A teacher (ācariya or garu, Sanskrit guru) is a person who imparts skills or knowledge, and a disciple (sāvaka) is one who learns from a teacher. In some religions, and even within the Vajrayāna branch of Buddhism, the disciple is expected to dedicate himself or herself totally to the teacher and obey him unquestioningly. This is very much at odds with what the Buddha both taught to and required from his disciples. He advised that before learning under a teacher, and even while receiving instruction, the disciple should maintain a respectful but questioning and discriminating attitude. First, the disciple should investigate (vīmaṃseyya) the teacher by watching and listening to see if his or her behaviour is consistent with what is being taught. Continuing to investigate over a period of time, the disciple should try to see if the good qualities the teacher appears to have are internalized or only the result of making an effort or trying to impress. Other things that might indicate a teacher’s true worth are seeing if they act differently in public than in private and whether they are affected by fame and success (M.I,318-20).

The Buddha approved of respect and reverence by a disciple towards a teacher. He said: ‘A teacher should look upon his student as a son. A student should look upon his teacher as a father. United by this mutual reverence and deference and living in communion with each other, both will achieve increase, growth and progress in this Dhamma and discipline.’ (Vin.IV,45). However, the truly sincere teacher wants the disciple to attain the same level of virtue and knowledge as himself or herself or even to surpass it, and this can only be done in an environment where questioning and free expression are encouraged.

The new site does not hesitate in criticism where criticism is due.  For example, the entry on human rights, after discussing how they are supported in Buddhist teaching, ends with this declaration:

Despite this, Buddhist civilisations never developed the concept of human rights, probably because from an early period they adopted Hindu political theory in which the king was considered divine. Today, most traditional Buddhist countries have had an uneven or poor human rights record.
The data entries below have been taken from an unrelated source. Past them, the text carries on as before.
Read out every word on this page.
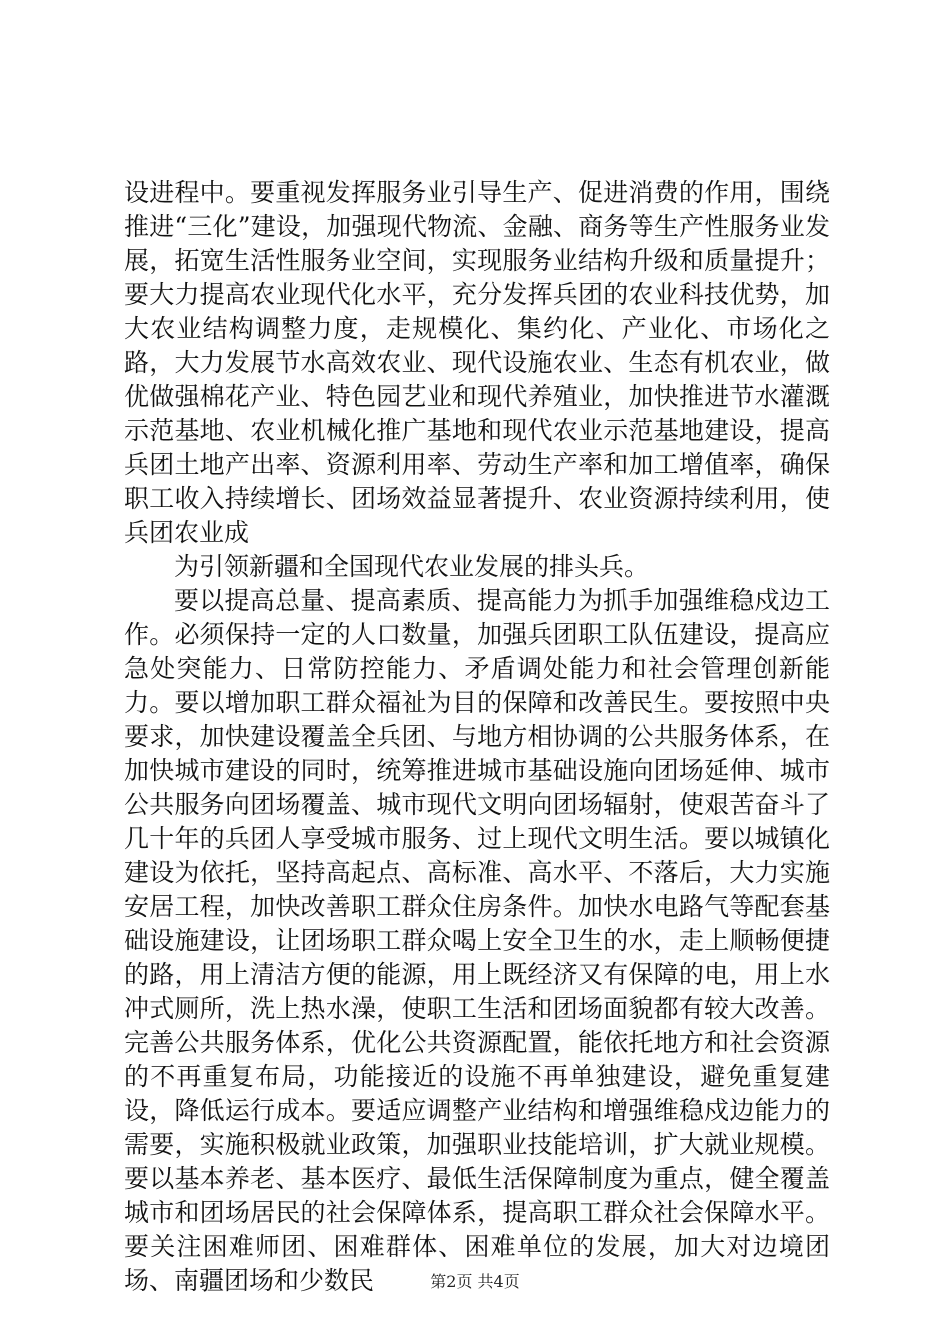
设进程中。要重视发挥服务业引导生产、促进消费的作用，围绕推进“三化”建设，加强现代物流、金融、商务等生产性服务业发展，拓宽生活性服务业空间，实现服务业结构升级和质量提升；要大力提高农业现代化水平，充分发挥兵团的农业科技优势，加大农业结构调整力度，走规模化、集约化、产业化、市场化之路，大力发展节水高效农业、现代设施农业、生态有机农业，做优做强棉花产业、特色园艺业和现代养殖业，加快推进节水灌溉示范基地、农业机械化推广基地和现代农业示范基地建设，提高兵团土地产出率、资源利用率、劳动生产率和加工增值率，确保职工收入持续增长、团场效益显著提升、农业资源持续利用，使兵团农业成

为引领新疆和全国现代农业发展的排头兵。

要以提高总量、提高素质、提高能力为抓手加强维稳戍边工作。必须保持一定的人口数量，加强兵团职工队伍建设，提高应急处突能力、日常防控能力、矛盾调处能力和社会管理创新能力。要以增加职工群众福祉为目的保障和改善民生。要按照中央要求，加快建设覆盖全兵团、与地方相协调的公共服务体系，在加快城市建设的同时，统筹推进城市基础设施向团场延伸、城市公共服务向团场覆盖、城市现代文明向团场辐射，使艰苦奋斗了几十年的兵团人享受城市服务、过上现代文明生活。要以城镇化建设为依托，坚持高起点、高标准、高水平、不落后，大力实施安居工程，加快改善职工群众住房条件。加快水电路气等配套基础设施建设，让团场职工群众喝上安全卫生的水，走上顺畅便捷的路，用上清洁方便的能源，用上既经济又有保障的电，用上水冲式厕所，洗上热水澡，使职工生活和团场面貌都有较大改善。完善公共服务体系，优化公共资源配置，能依托地方和社会资源的不再重复布局，功能接近的设施不再单独建设，避免重复建设，降低运行成本。要适应调整产业结构和增强维稳戍边能力的需要，实施积极就业政策，加强职业技能培训，扩大就业规模。要以基本养老、基本医疗、最低生活保障制度为重点，健全覆盖城市和团场居民的社会保障体系，提高职工群众社会保障水平。要关注困难师团、困难群体、困难单位的发展，加大对边境团场、南疆团场和少数民	第2页 共4页
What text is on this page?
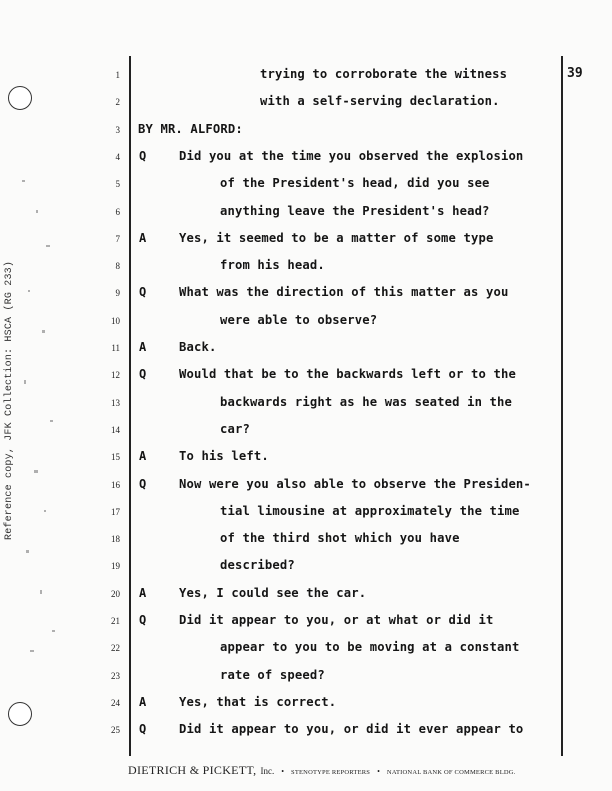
Reference copy, JFK Collection: HSCA (RG 233)
39
1	trying to corroborate the witness
2	with a self-serving declaration.
3 BY MR. ALFORD:
4 Q	Did you at the time you observed the explosion
5	of the President's head, did you see
6	anything leave the President's head?
7 A	Yes, it seemed to be a matter of some type
8	from his head.
9 Q	What was the direction of this matter as you
10	were able to observe?
11 A	Back.
12 Q	Would that be to the backwards left or to the
13	backwards right as he was seated in the
14	car?
15 A	To his left.
16 Q	Now were you also able to observe the Presiden-
17	tial limousine at approximately the time
18	of the third shot which you have
19	described?
20 A	Yes, I could see the car.
21 Q	Did it appear to you, or at what or did it
22	appear to you to be moving at a constant
23	rate of speed?
24 A	Yes, that is correct.
25 Q	Did it appear to you, or did it ever appear to
DIETRICH & PICKETT, Inc. • STENOTYPE REPORTERS • NATIONAL BANK OF COMMERCE BLDG.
The site is also helpful in providing a sensible perspective on issues such as homosexuality.  The entry for this says in part:

Homosexuality is the tendency to be sexually attracted to persons of the same rather than the opposite gender. In the Buddhist scriptures homosexual males are called asittapaṇḍaka and females are called women of uncertain femininity (sambhinna) or masculine women (vepurisikā, Vin.II,271). Today the first are called gays and the second lesbians. Today male homosexuals are called gays while females are referred to as lesbians. According to the ancient Indian understanding, homosexuals were thought of simply as being ‘the third nature’ (tṛtīya prakṛti), rather than as perverted, deviant or sick. With its emphasis on psychology and cause and effect, Buddhism judges acts, including sexual acts, by the intention behind them and the effect they have. A sexual act motivated by love, mutuality and the desire to give and share would be judged positive no matter what the gender of the two persons involved. Therefore, homosexuality as such is not considered immoral in Buddhism or against the third Precept. If a homosexual avoids the sensuality and license of the so-called ‘gay scene’ and enters into a loving relationship with another person, there is no reason why he or she cannot be a sincere practising Buddhist and enjoy all the blessings of the Buddhist life.

While not all entries seem quite adequate as they now stand (and of course more entries are to be added), it will be interesting to see how the site develops.  But just from its criticism of those who charge for Buddhist teaching, the site looks to be a healthy dose of medicine.